I would like the form of this design to have an industrial and minimalist aesthetic. I have also taken inspiration from a modern streamline aesthetic. Besides function, the ultimate goal of this project is to match the style/aesthetic of my bike. Seen below is the 1997 titanium mountain bike I retrofitted with a motor. The style of this bike is defiantly minimalist and I would argue also industrial and streamline. I have attempted to incorporate elements of this bike into my design, mainly the shiny brushed metal look of the frame.
Form and Function – Specifications
Coming into this project, my main specification was that the battery functioned on my bike. After some consideration and timeline issues, I have chosen to only make the enclosure for the battery and perhaps get the electronics done if I have time. With that in mind, I would still like the enclosure to fit on my bike. I would also like the enclosure to fit the batteries and circuits I’m using. Moving from function to form, I would like the design to match my bike. This is obviously pretty subjective but I think I’ll know if it matches or not. I would also like the enclosure to be comfortable when riding, i.e. not rubbing on my legs when pedaling. Finally, I want the enclosure too be fairly lightweight, something under ~3-5 pounds. I will be prioritizing both the external and internal form factor because if the design fails either of these criteria, then it is essentially nothing more than a paper weight to me!

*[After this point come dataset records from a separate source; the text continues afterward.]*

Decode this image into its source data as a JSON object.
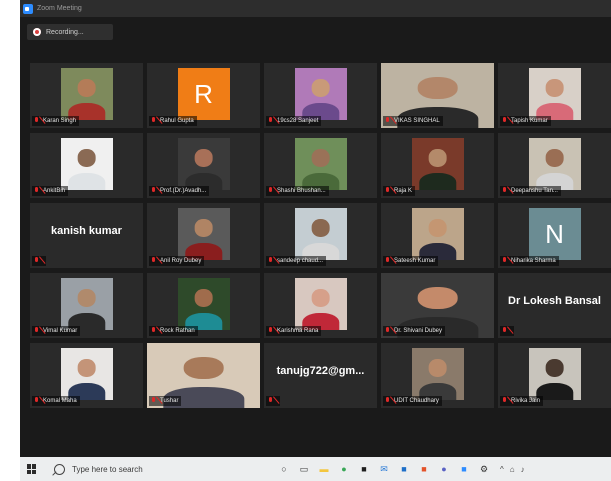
{
  "window": {
    "title": "Zoom Meeting"
  },
  "recording": {
    "label": "Recording..."
  },
  "participants": [
    {
      "name": "Karan Singh",
      "kind": "photo",
      "skin": "#b47c58",
      "shirt": "#a8322a",
      "bg": "#7e8a5c"
    },
    {
      "name": "Rahul Gupta",
      "kind": "letter",
      "letter": "R",
      "avatar_color": "#f07d16"
    },
    {
      "name": "19cs28 Sanjeet",
      "kind": "photo",
      "skin": "#c99a78",
      "shirt": "#6b4a8c",
      "bg": "#b07ab8"
    },
    {
      "name": "VIKAS SINGHAL",
      "kind": "video",
      "active": true,
      "skin": "#b3876a",
      "shirt": "#2a2a2a",
      "bg": "#bdb3a2"
    },
    {
      "name": "Tapish Kumar",
      "kind": "photo",
      "skin": "#c8967a",
      "shirt": "#d86a78",
      "bg": "#d8d0c8"
    },
    {
      "name": "AnkitBih",
      "kind": "photo",
      "skin": "#8a6a54",
      "shirt": "#dfe3e6",
      "bg": "#f0f0f0"
    },
    {
      "name": "Prof.(Dr.)Avadh...",
      "kind": "photo",
      "skin": "#a87058",
      "shirt": "#2c2c2c",
      "bg": "#3a3a3a"
    },
    {
      "name": "Shashi Bhushan...",
      "kind": "photo",
      "skin": "#9a7258",
      "shirt": "#4a6a3a",
      "bg": "#6f8f5a"
    },
    {
      "name": "Raja K",
      "kind": "photo",
      "skin": "#b48a6a",
      "shirt": "#1e2a1e",
      "bg": "#7a3a2a"
    },
    {
      "name": "Deepanshu Tan...",
      "kind": "photo",
      "skin": "#9a6e54",
      "shirt": "#d4d4d4",
      "bg": "#c9c2b4"
    },
    {
      "name": "",
      "kind": "name",
      "display": "kanish kumar"
    },
    {
      "name": "Anil Roy Dubey",
      "kind": "photo",
      "skin": "#b08464",
      "shirt": "#8a1e1e",
      "bg": "#5a5a5a"
    },
    {
      "name": "sandeep chaud...",
      "kind": "photo",
      "skin": "#8a6850",
      "shirt": "#d8d8d8",
      "bg": "#c4cdd2"
    },
    {
      "name": "Sateesh Kumar",
      "kind": "photo",
      "skin": "#c49672",
      "shirt": "#2a2a3a",
      "bg": "#bca58a"
    },
    {
      "name": "Niharika Sharma",
      "kind": "letter",
      "letter": "N",
      "avatar_color": "#6b8c93"
    },
    {
      "name": "Vimal Kumar",
      "kind": "photo",
      "skin": "#b08a6c",
      "shirt": "#2a2a2a",
      "bg": "#9aa0a6"
    },
    {
      "name": "Rock Rathan",
      "kind": "photo",
      "skin": "#a06c4c",
      "shirt": "#1e8c94",
      "bg": "#2e4a2a"
    },
    {
      "name": "Karishma Rana",
      "kind": "photo",
      "skin": "#d6a08a",
      "shirt": "#c02838",
      "bg": "#d8c8c0"
    },
    {
      "name": "Dr. Shivani Dubey",
      "kind": "video",
      "skin": "#c48a6a",
      "shirt": "#2a2a2a",
      "bg": "#3a3a3a"
    },
    {
      "name": "",
      "kind": "name",
      "display": "Dr Lokesh Bansal"
    },
    {
      "name": "Komal Maha",
      "kind": "photo",
      "skin": "#c49478",
      "shirt": "#2c3a58",
      "bg": "#e8e6e4"
    },
    {
      "name": "Tushar",
      "kind": "video",
      "skin": "#a87a5a",
      "shirt": "#4a4a58",
      "bg": "#d8cab8"
    },
    {
      "name": "",
      "kind": "name",
      "display": "tanujg722@gm..."
    },
    {
      "name": "UDIT Chaudhary",
      "kind": "photo",
      "skin": "#b88a6a",
      "shirt": "#3a3a3a",
      "bg": "#8a7a6a"
    },
    {
      "name": "Rivika Jain",
      "kind": "photo",
      "skin": "#4a3a30",
      "shirt": "#1a1a1a",
      "bg": "#c8c4bc"
    }
  ],
  "taskbar": {
    "search_placeholder": "Type here to search",
    "pinned_icons": [
      "cortana-icon",
      "task-view-icon",
      "file-explorer-icon",
      "chrome-icon",
      "store-icon",
      "mail-icon",
      "outlook-icon",
      "office-icon",
      "teams-icon",
      "zoom-icon",
      "settings-icon"
    ],
    "tray_icons": [
      "tray-chevron-icon",
      "network-icon",
      "speaker-icon"
    ]
  }
}
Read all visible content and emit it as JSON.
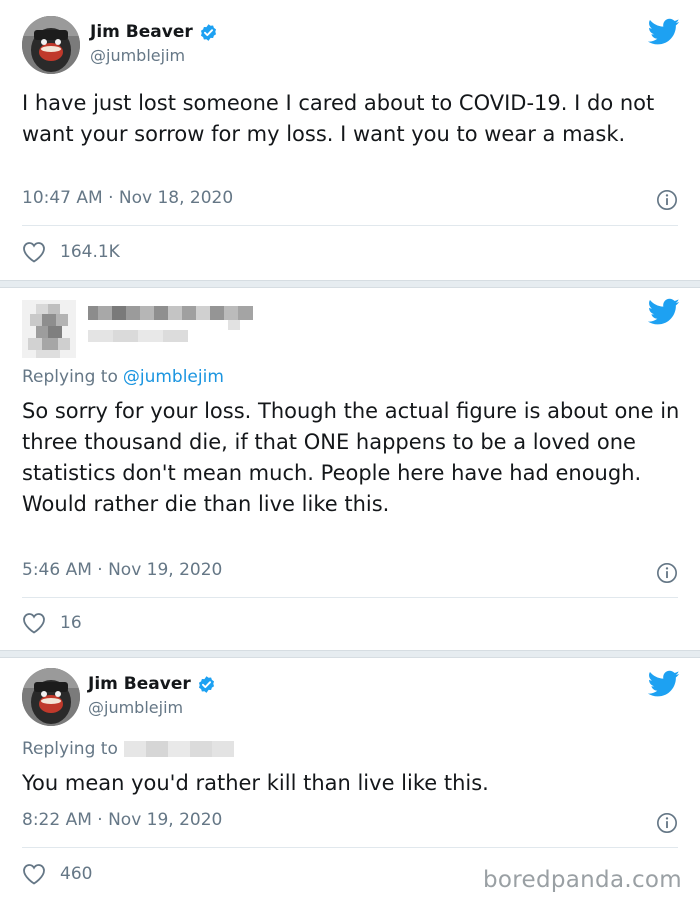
{
  "tweets": [
    {
      "author_name": "Jim Beaver",
      "author_handle": "@jumblejim",
      "text": "I have just lost someone I cared about to COVID-19.  I do not want your sorrow for my loss.  I want you to wear a mask.",
      "timestamp": "10:47 AM · Nov 18, 2020",
      "likes": "164.1K"
    },
    {
      "replying_to_label": "Replying to",
      "replying_to_handle": "@jumblejim",
      "text": "So sorry for your loss. Though the actual figure is about one in three thousand die, if that ONE happens to be a loved one statistics don't mean much. People here have had enough. Would rather die than live like this.",
      "timestamp": "5:46 AM · Nov 19, 2020",
      "likes": "16"
    },
    {
      "author_name": "Jim Beaver",
      "author_handle": "@jumblejim",
      "replying_to_label": "Replying to",
      "text": "You mean you'd rather kill than live like this.",
      "timestamp": "8:22 AM · Nov 19, 2020",
      "likes": "460"
    }
  ],
  "watermark": "boredpanda.com",
  "icons": {
    "verified": "verified-badge-icon",
    "twitter": "twitter-bird-icon",
    "info": "info-icon",
    "like": "heart-icon"
  },
  "colors": {
    "twitter_blue": "#1da1f2",
    "link_blue": "#1b95e0",
    "secondary_text": "#657786",
    "divider": "#e1e8ed"
  }
}
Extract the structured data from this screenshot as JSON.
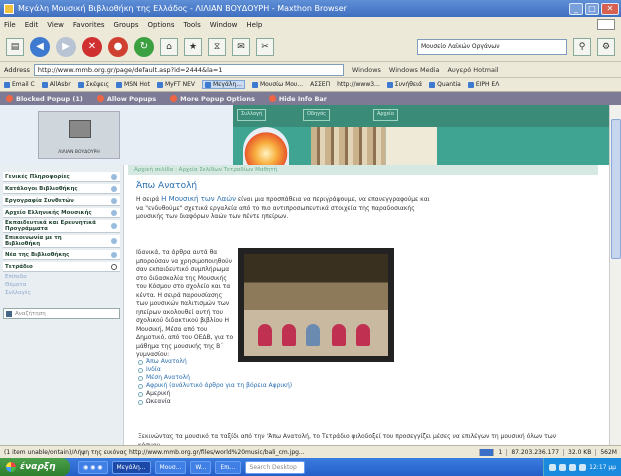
{
  "window": {
    "title": "Μεγάλη Μουσική Βιβλιοθήκη της Ελλάδος - ΛΙΛΙΑΝ ΒΟΥΔΟΥΡΗ - Maxthon Browser"
  },
  "menu": [
    "File",
    "Edit",
    "View",
    "Favorites",
    "Groups",
    "Options",
    "Tools",
    "Window",
    "Help"
  ],
  "search": {
    "value": "Μουσείο Λαϊκών Οργάνων"
  },
  "address": {
    "label": "Address",
    "url": "http://www.mmb.org.gr/page/default.asp?id=2444&la=1",
    "links": [
      "Windows",
      "Windows Media",
      "Αυγερό Hotmail"
    ]
  },
  "bookmarks": [
    "Email C",
    "AllAsbr",
    "Σκέψεις",
    "MSN Hot",
    "MyFT NEV",
    "Μεγάλη...",
    "Μουσίω Μου...",
    "ΑΣΣΕΠ",
    "http://www3...",
    "Συνήθειά",
    "Quantia",
    "ΕΙΡΗ ΕΛ"
  ],
  "popup_bar": [
    "Blocked Popup (1)",
    "Allow Popups",
    "More Popup Options",
    "Hide Info Bar"
  ],
  "logo": {
    "caption": "ΛΙΛΙΑΝ ΒΟΥΔΟΥΡΗ"
  },
  "banner": {
    "tabs": [
      "Συλλογή",
      "Οδηγός",
      "Αρχείο"
    ]
  },
  "sidebar": {
    "items": [
      "Γενικές Πληροφορίες",
      "Κατάλογοι Βιβλιοθήκης",
      "Εργογραφία Συνθετών",
      "Αρχείο Ελληνικής Μουσικής",
      "Εκπαιδευτικά και Ερευνητικά Προγράμματα",
      "Επικοινωνία με τη Βιβλιοθήκη",
      "Νέα της Βιβλιοθήκης",
      "Τετράδιο"
    ],
    "subitems": [
      "Επίπεδο",
      "Θέματα",
      "Συλλογές"
    ],
    "search_label": "Αναζήτηση"
  },
  "content": {
    "breadcrumb": "Αρχική σελίδα : Αρχεία Σελίδων Τετραδίων Μαθητή",
    "title": "Άπω Ανατολή",
    "intro_prefix": "Η σειρά ",
    "intro_highlight": "Η Μουσική των Λαών",
    "intro_rest": " είναι μια προσπάθεια να περιγράψουμε, να επανεγγραφούμε και να \"ενδυθούμε\" σχετικά εργαλεία από το πιο αντιπροσωπευτικά στοιχεία της παραδοσιακής μουσικής των διαφόρων λαών των πέντε ηπείρων.",
    "side_text": "Ιδανικά, τα άρθρα αυτά θα μπορούσαν να χρησιμοποιηθούν σαν εκπαιδευτικό συμπλήρωμα στο διδασκαλία της Μουσικής του Κόσμου στο σχολείο και τα κέντα. Η σειρά παρουσίασης των μουσικών παλιτισμών των ηπείρων ακολουθεί αυτή του σχολικού διδακτικού βιβλίου Η Μουσική, Μέσα από του Δημοτικό, από του ΟΕΔΒ, για το μάθημα της μουσικής της Β΄ γυμνασίου:",
    "list": [
      "Άπω Ανατολή",
      "Ινδία",
      "Μέση Ανατολή",
      "Αφρική (ανάλυτικό άρθρο για τη βόρεια Αφρική)",
      "Αμερική",
      "Ωκεανία"
    ],
    "footer": "Ξεκινώντας τα μουσικό τα ταξίδι από την 'Άπω Ανατολή, το Τετράδιο φιλοδοξεί του προσεγγίζει μέσες να επιλέγων τη μουσική όλων των κόσμου."
  },
  "status": {
    "left": "(1 item unable/ontain)/Λήψη της εικόνας http://www.mmb.org.gr/files/world%20music/bali_cm.jpg...",
    "page_count": "1",
    "ip": "87.203.236.177",
    "speed": "32.0 KB",
    "mem": "562M"
  },
  "taskbar": {
    "start": "έναρξη",
    "items": [
      "Μεγάλη...",
      "Μουσ...",
      "W...",
      "Επι..."
    ],
    "search": "Search Desktop",
    "clock": "12:17 μμ"
  },
  "colors": {
    "accent": "#2b6fb0",
    "banner": "#3fa592",
    "titlebar": "#3f6fc0",
    "popupbar": "#7d7a96"
  }
}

Form and Function – Constraints
The largest constraint for this project will be time. This design is going to take multiple iterations which means more time. Furthermore, multiple iterations are going to use more materials and so my second constraint is going to be money. I am imagining that this design is going to be in part 3D printed and so printer availability on campus could be an issue. I have a personal issue with sticking to my first idea and so if the first design doesn’t work, I think I might have a problem coming up with new ideas. One large constraint in terms of form is the size of the enclosure. It is going to be tight fitting all the batteries and circuits in the enclosure and still keeping the enclosure in a small form factor for the bike. I think the toughest constraint is time. I have so much going on in other classes (mostly projects) and so my free time has been spread thin. I’m really excited to make this design and so I think I’ll find the time to work on it.
I plan to 3D print the trim of the box out of ABS. The trim/frame of the enclosure will have recesses to accept panels on all the sides. Aluminum panels will be screwed into the trim, using heat set inserts. Heat set inserts are small internally threaded pieces of brass that are heated up with a soldering iron and pressed into a 3D printed part. This allows me to install and remove the panels multiple times without worrying about plastic threads stripping out. I plan to waterjet the aluminum panels. Fabrication should be fairly simple if I designed everything correctly. Following the fabrication of the box, I will solder and set up all the electronics for the batteries. The batteries will be wrapped in heat resistant foam to better protect the batteries against overheating and vibrations.